Sem água não há arroz
Se a barragem de Santa Clara está a 35% da sua capacidade, outras há na região sul do país ainda em pior situação. Pouco mais acima, em Campilhas, já na bacia hidrográfica do Sado, o armazenamento está a 12%; Bravura, no Barlavento Algarvio, apresenta 13%. Numa e noutra foram mesmo canceladas as campanhas de rega para este ano, deixando vários produtores sem solução. Na zona de rega de Campilhas, com forte tradição na produção de arroz, “são 1000 a 1500 hectares que ficam sem qualquer produção”, diz Rodrigo Capela, da APARROZ, agrupamento de produtores de arroz do Vale do Sado.

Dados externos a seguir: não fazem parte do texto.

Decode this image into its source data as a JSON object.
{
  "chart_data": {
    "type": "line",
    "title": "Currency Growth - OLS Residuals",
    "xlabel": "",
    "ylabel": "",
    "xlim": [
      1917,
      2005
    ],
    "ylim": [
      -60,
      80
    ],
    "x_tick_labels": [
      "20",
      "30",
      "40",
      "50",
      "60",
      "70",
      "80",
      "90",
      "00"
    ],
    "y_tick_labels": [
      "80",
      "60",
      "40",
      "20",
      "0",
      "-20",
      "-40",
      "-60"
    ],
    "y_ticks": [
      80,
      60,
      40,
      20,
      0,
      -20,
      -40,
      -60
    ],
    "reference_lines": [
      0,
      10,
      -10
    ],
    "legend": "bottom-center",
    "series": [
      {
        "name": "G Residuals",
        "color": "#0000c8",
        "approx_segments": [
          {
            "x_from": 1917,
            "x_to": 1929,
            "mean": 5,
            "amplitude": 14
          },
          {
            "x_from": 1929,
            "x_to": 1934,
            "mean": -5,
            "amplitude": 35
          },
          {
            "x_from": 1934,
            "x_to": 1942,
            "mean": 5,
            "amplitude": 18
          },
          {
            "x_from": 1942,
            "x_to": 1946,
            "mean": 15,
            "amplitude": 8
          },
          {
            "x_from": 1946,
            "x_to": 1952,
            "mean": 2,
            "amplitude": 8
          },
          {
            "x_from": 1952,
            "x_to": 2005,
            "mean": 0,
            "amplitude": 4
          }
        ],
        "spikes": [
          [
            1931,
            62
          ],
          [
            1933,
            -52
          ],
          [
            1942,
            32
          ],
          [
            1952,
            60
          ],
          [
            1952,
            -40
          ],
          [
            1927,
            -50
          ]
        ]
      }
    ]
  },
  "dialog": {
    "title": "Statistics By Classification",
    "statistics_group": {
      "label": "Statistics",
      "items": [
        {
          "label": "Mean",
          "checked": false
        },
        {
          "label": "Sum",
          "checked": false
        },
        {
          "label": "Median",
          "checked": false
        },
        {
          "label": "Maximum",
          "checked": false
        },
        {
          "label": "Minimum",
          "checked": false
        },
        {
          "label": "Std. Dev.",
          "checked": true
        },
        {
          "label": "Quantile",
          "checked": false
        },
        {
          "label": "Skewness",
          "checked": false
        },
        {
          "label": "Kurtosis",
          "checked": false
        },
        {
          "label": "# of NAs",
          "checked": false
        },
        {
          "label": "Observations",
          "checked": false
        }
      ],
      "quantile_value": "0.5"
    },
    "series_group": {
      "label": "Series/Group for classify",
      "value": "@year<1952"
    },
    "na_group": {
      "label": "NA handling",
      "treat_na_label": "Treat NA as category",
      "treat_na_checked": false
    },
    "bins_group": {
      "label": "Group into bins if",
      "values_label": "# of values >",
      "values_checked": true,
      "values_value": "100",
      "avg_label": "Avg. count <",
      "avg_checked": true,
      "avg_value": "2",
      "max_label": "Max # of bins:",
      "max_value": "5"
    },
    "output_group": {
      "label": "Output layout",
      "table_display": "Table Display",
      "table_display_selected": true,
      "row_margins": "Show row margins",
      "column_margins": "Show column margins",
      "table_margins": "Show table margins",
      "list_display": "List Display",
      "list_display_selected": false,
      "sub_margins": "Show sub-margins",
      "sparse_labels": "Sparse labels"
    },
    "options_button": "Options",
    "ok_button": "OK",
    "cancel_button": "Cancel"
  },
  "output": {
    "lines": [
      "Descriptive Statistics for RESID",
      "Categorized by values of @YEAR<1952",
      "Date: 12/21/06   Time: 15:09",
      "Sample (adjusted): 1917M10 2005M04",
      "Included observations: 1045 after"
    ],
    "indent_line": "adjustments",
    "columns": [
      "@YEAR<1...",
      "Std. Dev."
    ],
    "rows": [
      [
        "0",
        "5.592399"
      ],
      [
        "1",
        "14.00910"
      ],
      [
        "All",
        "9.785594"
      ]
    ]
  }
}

Mas mesmo nas zonas regadas por outras albufeiras da bacia do Sado “os problemas são enormes” com a seca refletida nos terrenos, sublinha. Por exemplo, “maior dificuldade em controlar os infestantes, o que faz com que a cultura perca produção”. Além disso, “com a secura dos solos, é necessária muito mais água para produzir a mesma quantidade de arroz de anos normais, o que dispara os custos”.
É o que acontece com José Cecílio, produtor de arroz que tem cerca de 100 hectares na zona de Alcácer do Sal. “Estamos a gastar o dobro da água”, garante. Nestes campos, o rei é o arroz carolino, “o melhor, aquele arroz mais soltinho”. “Diz-se que este é o “arroz de” e o outro, o agulha, é o “arroz com”. Este é o arroz de marisco, arroz de tomate, arroz que se come sempre fresco. O outro é o arroz com qualquer coisa porque dá para aquecer e comer ao longo de vários dias”, explica. “Só nós e Itália é que produzimos bem este arroz”, diz.

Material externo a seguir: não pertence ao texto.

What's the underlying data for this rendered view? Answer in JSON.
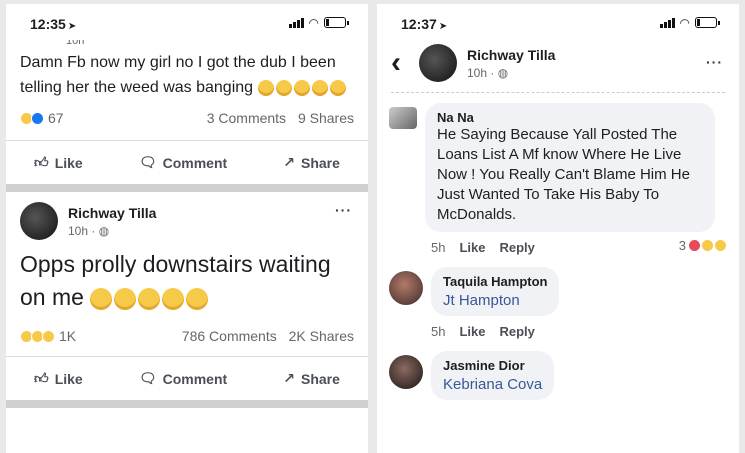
{
  "left": {
    "status_time": "12:35",
    "post1": {
      "truncated_header": "10h",
      "text": "Damn Fb now my girl no I got the dub I been telling her the weed was banging",
      "reaction_count": "67",
      "comments": "3 Comments",
      "shares": "9 Shares"
    },
    "actions": {
      "like": "Like",
      "comment": "Comment",
      "share": "Share"
    },
    "post2": {
      "author": "Richway Tilla",
      "time": "10h · ",
      "more": "···",
      "text": "Opps prolly downstairs waiting on me",
      "reaction_count": "1K",
      "comments": "786 Comments",
      "shares": "2K Shares"
    }
  },
  "right": {
    "status_time": "12:37",
    "back": "‹",
    "author": "Richway Tilla",
    "time": "10h · ",
    "more": "···",
    "comments": [
      {
        "name": "Na Na",
        "text": "He Saying Because Yall Posted The Loans List A Mf know Where He Live Now ! You Really Can't Blame Him He Just Wanted To Take His Baby To McDonalds.",
        "age": "5h",
        "like": "Like",
        "reply": "Reply",
        "reactions": "3"
      },
      {
        "name": "Taquila Hampton",
        "tag": "Jt Hampton",
        "age": "5h",
        "like": "Like",
        "reply": "Reply"
      },
      {
        "name": "Jasmine Dior",
        "tag": "Kebriana Cova"
      }
    ]
  }
}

Agora, a água é “o fator de produção mais caro nesta atividade”, constata José Cecílio, que aponta para uns 400 a 500 euros por ano em consumo de rega. Ainda assim, o produtor sadino tem investido em “melhores máquinas e técnicas” para reduzir as necessidades de água. A técnica da “sementeira em linha”, por exemplo, poupa “uma percentagem muito grande de água” – “em vez de 150 dias, o campo já só precisa de ficar alagado cerca de 120”, assegura Rodrigo Capela. Atualmente, “já se conseguem médias de 9 a 10 mil metros cúbicos de água por ano”, diz Cecílio. Em 1995, quando começou a produzir arroz, “gastava-se uns 16 mil m3 e nem se tinha a preocupação de monitorizar”.

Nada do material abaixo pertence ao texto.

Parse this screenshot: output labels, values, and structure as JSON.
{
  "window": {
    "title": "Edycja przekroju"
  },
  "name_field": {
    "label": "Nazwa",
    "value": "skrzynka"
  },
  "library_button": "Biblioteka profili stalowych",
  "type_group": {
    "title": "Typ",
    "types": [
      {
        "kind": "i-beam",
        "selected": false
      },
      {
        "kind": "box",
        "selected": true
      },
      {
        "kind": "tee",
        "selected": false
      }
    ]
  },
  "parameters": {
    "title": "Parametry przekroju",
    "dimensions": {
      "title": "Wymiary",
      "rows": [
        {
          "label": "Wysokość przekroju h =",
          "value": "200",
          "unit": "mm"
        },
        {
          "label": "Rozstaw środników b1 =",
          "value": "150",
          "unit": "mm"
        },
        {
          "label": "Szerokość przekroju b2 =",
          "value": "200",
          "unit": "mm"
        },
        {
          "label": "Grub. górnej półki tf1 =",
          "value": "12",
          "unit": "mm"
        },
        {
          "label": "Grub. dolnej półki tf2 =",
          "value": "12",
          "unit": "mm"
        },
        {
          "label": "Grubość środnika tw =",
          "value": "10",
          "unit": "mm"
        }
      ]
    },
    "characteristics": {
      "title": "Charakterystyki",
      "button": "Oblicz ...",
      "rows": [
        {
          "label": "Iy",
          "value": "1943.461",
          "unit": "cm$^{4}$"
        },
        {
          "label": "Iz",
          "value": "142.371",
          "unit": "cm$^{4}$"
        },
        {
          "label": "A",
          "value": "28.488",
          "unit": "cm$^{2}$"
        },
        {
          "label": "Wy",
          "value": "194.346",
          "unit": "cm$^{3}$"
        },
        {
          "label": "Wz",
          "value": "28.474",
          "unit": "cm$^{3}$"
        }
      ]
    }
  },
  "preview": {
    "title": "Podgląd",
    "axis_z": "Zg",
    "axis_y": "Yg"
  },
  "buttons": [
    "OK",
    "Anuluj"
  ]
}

Se os custos de produção aumentaram, os preços finais de venda do arroz também, fruto da disrupção internacional provocada pela guerra na Ucrânia, o que permitiu “ir aguentando”, admite José Cecílio. Mas o futuro é cada vez mais incerto. No entanto, constata, “não há muita alternativa ao arroz”. “Se não der [o arroz] não sei o que será destas terras”. Ainda assim, pior está a pecuária, avalia. “Aí é que o problema é grave. Temos quebras de 80% nos fenos das pastagens, as nascentes para abeberamento estão a secar”. José mantém 150 vacas de raça autóctone mertolenga, mas “muitos estão a desfazer-se do efetivo todo”.
Porco alentejano em risco
Em Ourique, conhecida como a capital do porco alentejano, encontramos Jorge Nobre, um criador desta que é uma das raças autóctones mais ameaçadas. Nas suas terras, Jorge tenta manter as exigentes condições necessárias à validação da pureza dos animais, na maioria exportados para Espanha, onde na sua maioria vão ser transformados nos muito procurados presuntos Pata Negra. Um dos requisitos obrigatórios é que o porco se alimente exclusivamente com bolota nos meses finais da engorda, de outubro a janeiro – a chamada fase da montanheira, em que o animal pasta no montado (o típico ecossistema alentejano), a alimentar-se do fruto do sobreiro, para poder ser vendido com o selo de qualidade da raça.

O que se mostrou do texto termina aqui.